Singling out any one work as Knox’s best is difficult, but if pressed I would nominate Enthusiasm, his history of schismatic movements in the Western Church from the Corinthians to Hannah Whitall Smith. Every paragraph is a flawless mosaic of humor, whimsy, piety, and high scholarship. A lack of sanguinity and cultivation is one thing for which he occasionally found fault with his subjects. John Wesley, he wrote,
managed to combine incessant missionary . . . activity with a vast literary output; yet it would be hard to find another man so famous whose works are less generally read. . . . His copious reading was not digested by a habit of sane criticism; he will tell you that Ossian is “little inferior to Homer or Virgil, and in some respects superior to both,” and an hour or two with Voltaire is enough to convince him that “French is the poorest, meanest language in Europe.” He leaps to conclusions; is easily taken in, or no less easily repelled, by the last author who has been in his hands; altogether he is not a good advertisement for reading on horse-back.
This is not to suggest that Knox was one of those writers like Edmund Gosse who sneers at the Evangelical piety of his forebears; indeed, as more than one reviewer pointed out, the book’s long section on Wesley often reads like the work of an urbane Methodist who has come to terms with the shortcomings of a man he nevertheless reveres.

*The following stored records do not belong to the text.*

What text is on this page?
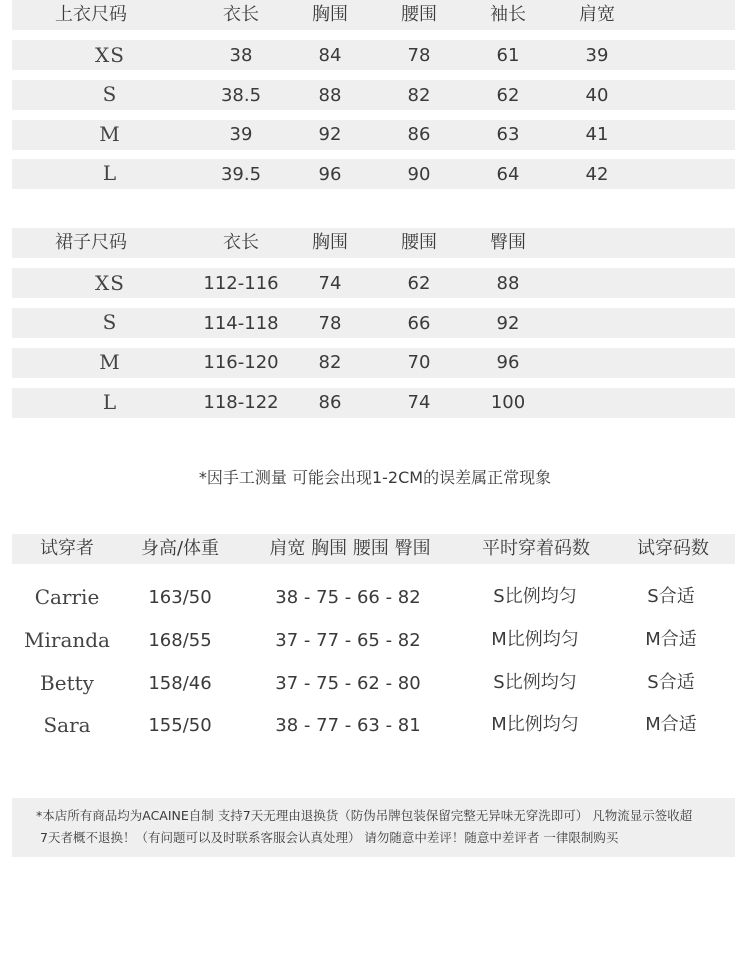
上衣尺码	衣长	胸围	腰围	袖长	肩宽
XS	38	84	78	61	39
S	38.5	88	82	62	40
M	39	92	86	63	41
L	39.5	96	90	64	42
裙子尺码	衣长	胸围	腰围	臀围
XS	112-116 74	62	88
S	114-118 78	66	92
M	116-120 82	70	96
L	118-122 86	74	100
*因手工测量 可能会出现1-2CM的误差属正常现象
试穿者	身高/体重	肩宽 胸围 腰围 臀围	平时穿着码数	试穿码数
Carrie	163/50	38 - 75 - 66 - 82	S比例均匀	S合适
Miranda 168/55	37 - 77 - 65 - 82	M比例均匀	M合适
Betty	158/46	37 - 75 - 62 - 80	S比例均匀	S合适
Sara	155/50	38 - 77 - 63 - 81	M比例均匀	M合适

*本店所有商品均为ACAINE自制 支持7天无理由退换货（防伪吊牌包装保留完整无异味无穿洗即可） 凡物流显示签收超

7天者概不退换！（有问题可以及时联系客服会认真处理） 请勿随意中差评！随意中差评者 一律限制购买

Knox understood the value of that old-time religion as well as any of its adherents, as his moving autobiography, A Spiritual Aeneid, makes clear:
Candour compels me to admit that I neither then found, nor have since managed to persuade myself that I found, anything repulsive or frightening in such a religious atmosphere. Hell was part of those beliefs, like death; neither death nor hell dwells with any morbid fixity in the mind of a normal child. Rather, the personal love which God devotes to us, the ever-bringing miracle of His Redemption, the permanent ease of access to the glorified Saviour—these are the central characteristics of Evangelical devotion, and these its formative influences.

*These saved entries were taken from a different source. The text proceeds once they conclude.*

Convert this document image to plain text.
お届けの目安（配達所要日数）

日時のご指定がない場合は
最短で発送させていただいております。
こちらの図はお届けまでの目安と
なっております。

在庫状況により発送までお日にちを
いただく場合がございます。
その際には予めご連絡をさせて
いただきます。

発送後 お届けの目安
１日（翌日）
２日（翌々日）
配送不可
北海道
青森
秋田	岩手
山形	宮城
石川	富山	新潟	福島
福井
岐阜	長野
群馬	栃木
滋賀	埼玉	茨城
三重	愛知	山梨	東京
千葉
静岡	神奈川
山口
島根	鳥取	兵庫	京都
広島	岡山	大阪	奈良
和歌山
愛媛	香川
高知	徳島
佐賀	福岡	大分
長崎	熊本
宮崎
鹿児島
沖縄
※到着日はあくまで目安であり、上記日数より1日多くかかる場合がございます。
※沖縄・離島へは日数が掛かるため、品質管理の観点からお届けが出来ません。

In fact, one might look to “evangelical rather than Catholic piety,” as Msgr. Andrew Wadsworth suggests in the present collection, for a key to many seemingly disparate aspects of Knox’s life and work. His ready wit and delight in games had been cultivated in the nursery and were the fruit of the good-humored parsonage culture encouraged by his father, who might have appreciated his son’s unfussy attitude toward saying Mass. His taste in literature was formed early on by his brothers and his stepmother, who bought him the first novels he would ever read. Even his devotion to the Blessed Virgin came to him organically as a student at Eton, well before he became a high-churchman.

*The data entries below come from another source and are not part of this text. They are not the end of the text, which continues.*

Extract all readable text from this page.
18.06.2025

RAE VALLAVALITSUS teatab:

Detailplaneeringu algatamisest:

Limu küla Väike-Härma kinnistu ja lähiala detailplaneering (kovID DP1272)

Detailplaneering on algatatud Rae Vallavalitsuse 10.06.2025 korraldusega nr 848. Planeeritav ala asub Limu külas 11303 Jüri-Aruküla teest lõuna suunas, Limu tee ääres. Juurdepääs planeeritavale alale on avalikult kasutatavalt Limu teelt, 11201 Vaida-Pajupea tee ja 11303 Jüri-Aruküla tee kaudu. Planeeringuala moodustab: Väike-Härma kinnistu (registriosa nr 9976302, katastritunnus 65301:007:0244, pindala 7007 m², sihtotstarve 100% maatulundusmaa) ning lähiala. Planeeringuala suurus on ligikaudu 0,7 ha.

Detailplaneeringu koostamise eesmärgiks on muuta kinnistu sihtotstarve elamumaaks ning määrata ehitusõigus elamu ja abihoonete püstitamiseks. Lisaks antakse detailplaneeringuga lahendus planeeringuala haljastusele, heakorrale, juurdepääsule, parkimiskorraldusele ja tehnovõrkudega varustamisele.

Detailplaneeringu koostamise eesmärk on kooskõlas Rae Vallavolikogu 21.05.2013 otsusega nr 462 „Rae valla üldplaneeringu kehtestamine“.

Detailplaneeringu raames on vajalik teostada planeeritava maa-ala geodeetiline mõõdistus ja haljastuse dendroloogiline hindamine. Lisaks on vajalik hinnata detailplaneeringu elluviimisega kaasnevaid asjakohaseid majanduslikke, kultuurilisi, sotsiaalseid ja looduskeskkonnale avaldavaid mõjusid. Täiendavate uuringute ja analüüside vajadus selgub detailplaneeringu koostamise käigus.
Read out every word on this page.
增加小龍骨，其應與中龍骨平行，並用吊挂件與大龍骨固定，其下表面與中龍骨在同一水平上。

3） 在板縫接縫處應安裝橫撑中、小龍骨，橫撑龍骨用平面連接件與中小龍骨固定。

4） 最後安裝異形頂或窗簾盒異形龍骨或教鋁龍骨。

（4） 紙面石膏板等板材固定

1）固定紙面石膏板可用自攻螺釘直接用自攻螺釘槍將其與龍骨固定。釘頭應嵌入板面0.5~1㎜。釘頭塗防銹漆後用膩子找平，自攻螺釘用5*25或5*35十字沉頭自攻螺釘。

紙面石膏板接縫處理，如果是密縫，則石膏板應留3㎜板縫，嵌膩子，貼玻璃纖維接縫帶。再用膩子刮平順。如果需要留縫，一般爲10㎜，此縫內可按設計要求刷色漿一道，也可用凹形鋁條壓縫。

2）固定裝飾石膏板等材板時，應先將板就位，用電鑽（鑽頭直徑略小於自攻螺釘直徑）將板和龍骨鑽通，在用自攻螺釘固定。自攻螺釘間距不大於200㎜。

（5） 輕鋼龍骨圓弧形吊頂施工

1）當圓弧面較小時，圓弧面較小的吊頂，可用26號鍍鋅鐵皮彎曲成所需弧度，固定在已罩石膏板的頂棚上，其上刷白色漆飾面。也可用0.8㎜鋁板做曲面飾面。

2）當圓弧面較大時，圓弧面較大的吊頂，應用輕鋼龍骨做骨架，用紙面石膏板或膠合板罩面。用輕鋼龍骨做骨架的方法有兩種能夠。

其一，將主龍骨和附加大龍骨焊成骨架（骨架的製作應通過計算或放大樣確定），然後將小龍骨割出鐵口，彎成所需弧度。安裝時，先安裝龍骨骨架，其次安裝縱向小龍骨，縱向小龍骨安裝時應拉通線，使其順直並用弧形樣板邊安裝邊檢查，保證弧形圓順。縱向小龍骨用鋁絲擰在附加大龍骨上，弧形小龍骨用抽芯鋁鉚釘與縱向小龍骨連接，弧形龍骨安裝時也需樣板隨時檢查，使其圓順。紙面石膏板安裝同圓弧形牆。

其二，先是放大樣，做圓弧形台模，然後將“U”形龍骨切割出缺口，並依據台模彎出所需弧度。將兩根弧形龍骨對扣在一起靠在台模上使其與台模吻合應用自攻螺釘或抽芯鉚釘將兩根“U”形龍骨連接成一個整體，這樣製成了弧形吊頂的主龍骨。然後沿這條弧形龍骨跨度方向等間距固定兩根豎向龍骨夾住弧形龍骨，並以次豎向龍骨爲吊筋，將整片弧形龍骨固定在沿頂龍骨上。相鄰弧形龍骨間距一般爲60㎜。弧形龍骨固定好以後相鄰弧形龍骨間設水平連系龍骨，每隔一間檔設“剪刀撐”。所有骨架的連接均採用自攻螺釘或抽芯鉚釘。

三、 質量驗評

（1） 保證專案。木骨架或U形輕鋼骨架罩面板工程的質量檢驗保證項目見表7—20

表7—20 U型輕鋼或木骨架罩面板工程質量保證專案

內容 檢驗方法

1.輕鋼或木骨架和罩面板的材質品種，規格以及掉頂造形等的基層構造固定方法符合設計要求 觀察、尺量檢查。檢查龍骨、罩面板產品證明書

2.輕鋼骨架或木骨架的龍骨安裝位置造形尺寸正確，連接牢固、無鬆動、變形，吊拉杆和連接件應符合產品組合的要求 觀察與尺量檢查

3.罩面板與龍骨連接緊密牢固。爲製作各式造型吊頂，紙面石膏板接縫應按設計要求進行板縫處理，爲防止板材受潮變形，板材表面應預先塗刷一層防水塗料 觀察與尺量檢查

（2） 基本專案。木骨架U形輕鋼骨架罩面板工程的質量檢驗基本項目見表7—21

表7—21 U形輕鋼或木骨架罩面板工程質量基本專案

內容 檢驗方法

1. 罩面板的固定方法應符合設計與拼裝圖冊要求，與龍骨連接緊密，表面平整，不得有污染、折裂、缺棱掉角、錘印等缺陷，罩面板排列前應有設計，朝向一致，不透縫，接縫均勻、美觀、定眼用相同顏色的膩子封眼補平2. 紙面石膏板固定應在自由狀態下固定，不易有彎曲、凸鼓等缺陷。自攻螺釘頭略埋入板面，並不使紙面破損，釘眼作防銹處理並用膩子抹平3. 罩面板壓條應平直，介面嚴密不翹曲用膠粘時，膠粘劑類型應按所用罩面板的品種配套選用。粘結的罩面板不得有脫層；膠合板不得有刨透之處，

A family friend once asked the young Knox, who sometimes had trouble sleeping, what he liked to do. “I lie awake and think about the past,” the four-year-old responded. Not long before his death from cancer, he told a friend he didn’t mind taking the train to Oxford, despite being very ill. “Trains, to me, you must remember, are music.” On the same trip, he had recited William Johnson Cory’s “Heraclitus,” the nostalgic elegy that was the favorite poem of all the Knox brothers, with such serenity that, the friend recalled, “We almost forgot that he was under sentence of death.” Perhaps this was because he had known since childhood that, sub specie aeternitatis, he was not.
Matthew Walther is associate editor of the Washington Free Beacon and a Robert Novak Journalism Fellow.